Stepping in for top playmaker Melvin Bullitt at strong safety will be junior Alton Dixon coming off a ten tackle season. He's 5-11 and 207 and packs a punch. Look for him to become an intimidating force now that he has a bigger role.   

Projected Top Reserves: Junior Arkeith Brown had a great year as a reserve making 21 tackles and four broken up passes showing off his tremendous athleticism and speed. He hasn't been quite able to crack the starting lineup on a regular basis but has more than enough experience to step in if needed at either corner spot and could see a little action at safety.

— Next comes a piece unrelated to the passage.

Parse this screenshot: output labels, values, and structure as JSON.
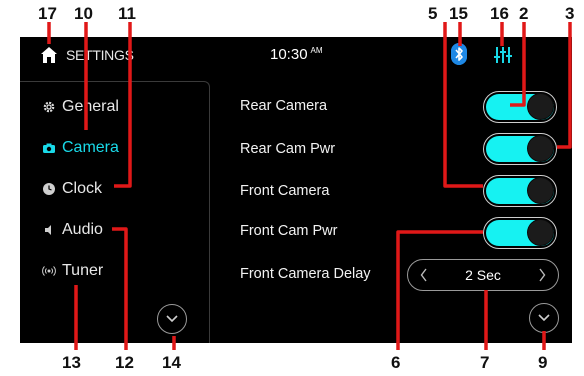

Senior Marquis Carpenter will back up Peterson at the other corner spot after making 15 tackles and breaking up two passes. The former JUCO transfer has seen plenty of time and is a reliable reserve, but he's not a starter.

6-1, 185-pound DeMaurier Thompson isn't quite the all-around athlete Gregg is at free safety, but he's not far off. Despite not being all that big, he was a great defensive end and linebacker in high school with the speed to translate into a strong starter in time.
 
Watch Out For ... the corners to be better than the stats might indicate. Gorrer and Peterson aren't highlight reel defenders, but they can play. Peterson's an emerging star.
Strength: Depth. That might seem strange considering the Aggies use five defensive backs, but Brown and Carpenter are great reserves and Thompson is on the rise. Sophomore Chevar Bryson and redshirt freshman Kenny Brown are promising.
Weakness: Interceptions. It would be nice if there were more. The defensive backs are good in coverage, and now they have to start taking the ball away more.
Outlook: Having five defensive backs on the field worked out well considering there was no pass rush to help out the overall cause. While there aren't a slew of all-stars to get excited about, this is a sound, decent group that should hold its own against the pedestrian Big 12 passing games and do fine against most of the top ones. Remember, A&M had the worst pass defense in America in 2005 and made great strides.
Rating: 7

Special Teams

Projected Starters
:
Receiver Kerry Franks is one of the premier
kick returners in America averaging 27.7 yards per try with a 99-yard return for a score, while Pierre Brown isn't a bad sidekick averaging 24.8 yards per try. Corner Jordan Peterson will take over the punt return duties after Chad Schroeder averaged 7.4 yards per try.

The big concern is at placekicker where sophomore Matt Szymanski will take over for the rock-solid Layne Neumann, who went 12 of 13 from inside the 40 and missed three kicks on the year with all three getting blocked. With a big leg, Szymanski will bring more range.

Junior punter Justin Brantly had a great year averaging 44.3 yards per kick putting 14 inside the 20. He could use a little more hang-time on his kicks, but the coaching staff would happily take another season like 2006.
 
Watch Out For ... the corners to be better than the stats might indicate. Gorrer and Peterson aren't highlight reel defenders, but they can play. Peterson's an emerging star.
Strength: Kickoff returns. Talk about making a huge improvement, A&M was last in the Big 12 in kickoff returns in 2005 and third in the nation in 2007 thanks to Franks.
Weakness: Szymanski's reliability. Six A&M games were decided by four points or fewer. There should be just as many close battles this year and Szymanski has to hit everything within 40 yards against the top teams.
Outlook: Things are far better than they were a few years ago, and even in 2005, especially with the return units. The punt coverage team could stand to be a bit better, but that's nitpicking. As long as Szymanski has a good year, everything will be fine.